In Canada, a trial to seize Chevron assets is proceeding. The villagers have filed a motion for summary judgment to knock out all of Chevron's defenses on the grounds they already were litigated and resolved by the court in Chevron's preferred forum of Ecuador. Barrett has yet to report on this development.

We suspect Barrett's recent retreat into silence has much to do with the fact developments are turning against Chevron. The company's trumped-up "fraud" narrative is the central thrust of Barrett's book and his prior reporting. To report that his main narrative is unraveling would further damage Barrett's credibility and would not be in his commercial interest.

Want to get a sense of what Businessweek's readers who rely on Barrett are missing? Read Eva Hershaw's account in Vice News in an article titled "Chevron's Star Witness Admits to Lying in the Amazon Pollution Case":
In testimony given before the international tribunal... Guerra has now admitted there is no evidence to corroborate allegations of a bribe or a ghostwritten judgment, and that large parts of his sworn testimony, used by Kaplan in the RICO case, were exaggerated and, in other cases, simply not true.
Adam Klasfeld of Courthouse News reported that Guerra "repudiated much of his explosive testimony" and admitted to lying about a number of key facts. Marco Simons, an attorney with Earth Rights International, suggested that two Chevron lawyers, Randy Mastro and Avi Weitzman, might face criminal exposure for coaching Guerra for 53 days to present false testimony. (For more on how Chevron law firm Gibson Dunn has falsified evidence, see here.)
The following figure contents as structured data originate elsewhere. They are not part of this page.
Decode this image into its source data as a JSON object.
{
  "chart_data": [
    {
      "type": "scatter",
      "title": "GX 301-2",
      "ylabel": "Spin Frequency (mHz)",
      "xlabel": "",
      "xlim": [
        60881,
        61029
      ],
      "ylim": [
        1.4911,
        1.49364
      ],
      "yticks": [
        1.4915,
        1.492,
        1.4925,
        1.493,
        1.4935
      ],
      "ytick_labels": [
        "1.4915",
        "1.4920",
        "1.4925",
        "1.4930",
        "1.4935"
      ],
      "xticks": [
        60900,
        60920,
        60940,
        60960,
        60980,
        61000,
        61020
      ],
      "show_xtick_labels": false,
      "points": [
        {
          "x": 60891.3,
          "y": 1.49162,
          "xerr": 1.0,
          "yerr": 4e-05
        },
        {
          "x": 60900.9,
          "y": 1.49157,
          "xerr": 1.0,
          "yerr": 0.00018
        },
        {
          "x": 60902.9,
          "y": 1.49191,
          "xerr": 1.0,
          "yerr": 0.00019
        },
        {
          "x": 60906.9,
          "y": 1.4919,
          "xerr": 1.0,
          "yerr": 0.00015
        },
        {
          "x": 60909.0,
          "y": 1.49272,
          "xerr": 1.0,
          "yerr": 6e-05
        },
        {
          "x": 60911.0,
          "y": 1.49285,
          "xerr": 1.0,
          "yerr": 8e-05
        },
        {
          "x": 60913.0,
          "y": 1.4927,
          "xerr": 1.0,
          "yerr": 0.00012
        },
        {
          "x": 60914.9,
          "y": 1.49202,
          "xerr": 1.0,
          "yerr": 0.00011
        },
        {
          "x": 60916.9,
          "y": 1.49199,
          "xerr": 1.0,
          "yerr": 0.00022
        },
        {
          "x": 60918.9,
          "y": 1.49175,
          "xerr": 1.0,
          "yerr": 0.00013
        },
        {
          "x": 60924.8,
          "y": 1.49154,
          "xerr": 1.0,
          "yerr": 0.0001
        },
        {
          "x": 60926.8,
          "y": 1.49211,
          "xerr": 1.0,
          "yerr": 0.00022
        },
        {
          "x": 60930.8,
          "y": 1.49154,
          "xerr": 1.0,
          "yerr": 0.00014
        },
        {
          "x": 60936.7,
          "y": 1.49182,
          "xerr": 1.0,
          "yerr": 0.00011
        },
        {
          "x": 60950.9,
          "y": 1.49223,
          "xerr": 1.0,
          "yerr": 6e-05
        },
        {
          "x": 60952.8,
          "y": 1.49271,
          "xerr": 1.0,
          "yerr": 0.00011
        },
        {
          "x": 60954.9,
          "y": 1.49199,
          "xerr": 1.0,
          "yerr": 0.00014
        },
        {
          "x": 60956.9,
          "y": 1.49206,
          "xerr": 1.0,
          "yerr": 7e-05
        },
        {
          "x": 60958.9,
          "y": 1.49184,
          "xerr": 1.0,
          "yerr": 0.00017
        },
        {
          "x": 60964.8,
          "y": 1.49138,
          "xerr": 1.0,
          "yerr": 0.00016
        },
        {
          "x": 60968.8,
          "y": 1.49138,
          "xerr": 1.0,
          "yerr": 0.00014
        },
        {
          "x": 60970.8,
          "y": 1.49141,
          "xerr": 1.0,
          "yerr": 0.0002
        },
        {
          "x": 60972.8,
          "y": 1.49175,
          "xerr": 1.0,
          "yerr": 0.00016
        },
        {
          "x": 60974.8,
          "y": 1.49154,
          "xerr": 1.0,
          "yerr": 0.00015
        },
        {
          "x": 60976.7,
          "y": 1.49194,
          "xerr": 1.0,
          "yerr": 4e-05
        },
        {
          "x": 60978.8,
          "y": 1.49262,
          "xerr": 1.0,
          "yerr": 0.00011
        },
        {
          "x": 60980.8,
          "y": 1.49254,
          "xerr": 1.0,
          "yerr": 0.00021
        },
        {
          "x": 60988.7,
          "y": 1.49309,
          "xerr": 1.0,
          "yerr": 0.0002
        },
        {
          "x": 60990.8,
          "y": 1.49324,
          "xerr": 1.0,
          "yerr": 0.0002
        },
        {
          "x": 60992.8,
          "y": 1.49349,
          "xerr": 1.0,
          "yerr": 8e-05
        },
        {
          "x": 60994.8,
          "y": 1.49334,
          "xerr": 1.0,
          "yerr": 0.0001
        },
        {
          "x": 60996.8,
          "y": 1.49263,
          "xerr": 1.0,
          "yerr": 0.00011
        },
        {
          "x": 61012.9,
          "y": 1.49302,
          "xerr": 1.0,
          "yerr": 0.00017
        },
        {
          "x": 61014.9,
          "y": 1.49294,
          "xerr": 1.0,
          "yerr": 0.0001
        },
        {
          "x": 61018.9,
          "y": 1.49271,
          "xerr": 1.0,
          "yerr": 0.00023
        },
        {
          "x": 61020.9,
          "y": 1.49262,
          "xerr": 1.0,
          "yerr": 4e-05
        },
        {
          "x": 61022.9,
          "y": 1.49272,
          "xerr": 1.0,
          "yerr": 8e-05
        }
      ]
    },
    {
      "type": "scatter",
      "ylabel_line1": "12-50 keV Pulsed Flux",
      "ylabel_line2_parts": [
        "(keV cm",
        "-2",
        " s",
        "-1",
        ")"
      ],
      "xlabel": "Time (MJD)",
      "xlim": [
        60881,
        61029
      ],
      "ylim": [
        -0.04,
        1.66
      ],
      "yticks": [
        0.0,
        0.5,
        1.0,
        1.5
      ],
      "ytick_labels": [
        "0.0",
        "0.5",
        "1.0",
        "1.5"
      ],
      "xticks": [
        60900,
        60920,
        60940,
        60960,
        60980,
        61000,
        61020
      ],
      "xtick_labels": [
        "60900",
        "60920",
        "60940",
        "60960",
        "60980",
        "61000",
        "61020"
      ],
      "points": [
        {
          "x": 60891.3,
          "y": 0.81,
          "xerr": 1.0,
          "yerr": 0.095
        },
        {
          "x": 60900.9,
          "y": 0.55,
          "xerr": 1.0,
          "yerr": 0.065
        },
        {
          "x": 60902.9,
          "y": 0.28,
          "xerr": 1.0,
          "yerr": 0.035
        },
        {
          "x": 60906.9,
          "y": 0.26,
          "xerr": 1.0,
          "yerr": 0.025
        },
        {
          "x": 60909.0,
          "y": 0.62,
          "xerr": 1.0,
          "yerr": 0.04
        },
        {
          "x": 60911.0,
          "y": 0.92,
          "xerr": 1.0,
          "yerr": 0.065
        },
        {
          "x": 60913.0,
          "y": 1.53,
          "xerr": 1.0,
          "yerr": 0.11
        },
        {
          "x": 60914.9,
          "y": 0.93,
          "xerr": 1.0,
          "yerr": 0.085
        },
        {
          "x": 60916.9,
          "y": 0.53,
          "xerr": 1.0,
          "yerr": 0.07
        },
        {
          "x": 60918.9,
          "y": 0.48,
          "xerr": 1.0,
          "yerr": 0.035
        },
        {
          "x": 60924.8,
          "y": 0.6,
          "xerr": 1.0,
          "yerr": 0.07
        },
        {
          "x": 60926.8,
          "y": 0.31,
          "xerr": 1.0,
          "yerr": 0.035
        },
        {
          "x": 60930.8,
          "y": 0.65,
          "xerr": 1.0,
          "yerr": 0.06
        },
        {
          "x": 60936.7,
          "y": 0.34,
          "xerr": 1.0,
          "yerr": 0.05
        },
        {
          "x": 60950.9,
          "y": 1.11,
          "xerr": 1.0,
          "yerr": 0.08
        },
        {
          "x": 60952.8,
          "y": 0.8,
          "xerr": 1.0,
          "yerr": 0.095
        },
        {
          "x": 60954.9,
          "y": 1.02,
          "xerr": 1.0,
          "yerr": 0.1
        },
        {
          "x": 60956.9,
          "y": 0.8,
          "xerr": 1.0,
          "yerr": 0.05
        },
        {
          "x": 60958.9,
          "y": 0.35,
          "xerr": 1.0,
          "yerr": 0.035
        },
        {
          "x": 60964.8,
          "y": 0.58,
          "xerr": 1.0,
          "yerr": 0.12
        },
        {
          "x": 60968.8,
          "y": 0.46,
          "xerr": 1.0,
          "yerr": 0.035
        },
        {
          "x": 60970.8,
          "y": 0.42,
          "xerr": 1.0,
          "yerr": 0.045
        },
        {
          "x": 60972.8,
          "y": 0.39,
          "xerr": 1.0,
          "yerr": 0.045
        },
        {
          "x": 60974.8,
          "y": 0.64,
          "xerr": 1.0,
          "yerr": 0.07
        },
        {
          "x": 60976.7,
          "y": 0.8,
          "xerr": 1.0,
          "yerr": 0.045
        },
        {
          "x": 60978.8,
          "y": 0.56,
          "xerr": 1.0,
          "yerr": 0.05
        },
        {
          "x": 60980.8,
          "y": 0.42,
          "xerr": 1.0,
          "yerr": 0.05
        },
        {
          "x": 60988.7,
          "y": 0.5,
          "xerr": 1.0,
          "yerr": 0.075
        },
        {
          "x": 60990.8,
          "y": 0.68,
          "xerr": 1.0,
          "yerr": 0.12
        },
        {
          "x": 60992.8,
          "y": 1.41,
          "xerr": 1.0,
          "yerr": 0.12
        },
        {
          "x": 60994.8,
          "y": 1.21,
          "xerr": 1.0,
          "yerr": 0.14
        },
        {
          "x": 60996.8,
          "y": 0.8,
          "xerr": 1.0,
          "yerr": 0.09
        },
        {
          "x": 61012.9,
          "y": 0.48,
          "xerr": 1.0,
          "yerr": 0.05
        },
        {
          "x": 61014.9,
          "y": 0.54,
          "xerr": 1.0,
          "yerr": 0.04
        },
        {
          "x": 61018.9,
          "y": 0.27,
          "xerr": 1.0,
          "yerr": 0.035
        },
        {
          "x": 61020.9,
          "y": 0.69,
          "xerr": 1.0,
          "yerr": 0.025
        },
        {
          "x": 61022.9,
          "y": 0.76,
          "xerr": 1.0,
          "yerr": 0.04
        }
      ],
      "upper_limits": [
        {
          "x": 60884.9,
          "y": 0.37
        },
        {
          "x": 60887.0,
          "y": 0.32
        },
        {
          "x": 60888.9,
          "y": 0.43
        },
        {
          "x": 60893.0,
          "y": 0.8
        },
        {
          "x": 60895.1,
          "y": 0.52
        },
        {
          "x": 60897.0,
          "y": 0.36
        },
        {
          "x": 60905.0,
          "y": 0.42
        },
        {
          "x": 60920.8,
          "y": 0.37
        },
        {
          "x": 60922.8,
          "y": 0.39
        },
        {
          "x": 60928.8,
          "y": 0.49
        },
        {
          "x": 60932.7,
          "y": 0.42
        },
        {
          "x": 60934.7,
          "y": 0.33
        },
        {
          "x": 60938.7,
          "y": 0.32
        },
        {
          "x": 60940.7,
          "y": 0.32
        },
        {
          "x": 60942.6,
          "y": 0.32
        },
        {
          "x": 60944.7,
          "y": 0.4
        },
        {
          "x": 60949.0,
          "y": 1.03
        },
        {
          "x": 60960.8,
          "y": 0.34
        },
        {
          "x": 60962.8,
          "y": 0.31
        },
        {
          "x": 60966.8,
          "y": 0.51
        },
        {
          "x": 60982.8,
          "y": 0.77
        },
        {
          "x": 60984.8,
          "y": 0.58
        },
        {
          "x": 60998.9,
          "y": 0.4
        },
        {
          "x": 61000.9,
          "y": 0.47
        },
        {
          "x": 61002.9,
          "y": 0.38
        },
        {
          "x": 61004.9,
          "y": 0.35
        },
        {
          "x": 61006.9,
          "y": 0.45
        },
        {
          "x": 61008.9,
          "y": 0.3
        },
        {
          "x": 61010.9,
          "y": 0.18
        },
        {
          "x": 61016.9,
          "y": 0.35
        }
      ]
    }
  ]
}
Chevron had no real answer for several days to these devastating setbacks. That's where Barrett stepped in to post a short story on the company's website that is nothing more than a tortured attempt to rehabilite the lying Guerra.

Barrett might be technically correct to point out that Guerra has not recanted his testimony that a bribe occurred, but Guerra has admitted to being such a serial liar about everything else that nothing he claims can be taken seriously. That's especially true when there is no corroborating evidence left to back up the central feature of his story.

Predictably, Chevron spokesperson Morgan Crinklaw has been pushing Barrett's latest defense of Guerra into social media as a surrogate statement for the company. Barrett's colleague Roger Parloff of Fortune -- himself silent about the unraveling of Chevron's "racketeering" case -- tweeted it. (For more on Parloff's own bias in favor of Chevron, see this blog and this analysis.) And Barrett took the extraordinary step of contacting another reporter via Twitter to challenge her reporting contesting Chevron's narrative.

Businessweek needs to assign a truly independent journalist to report this story. In the meantime, Barrett should consider joining Crinklaw in Chevron's public relations department. He could make a lot more money doing the same thing.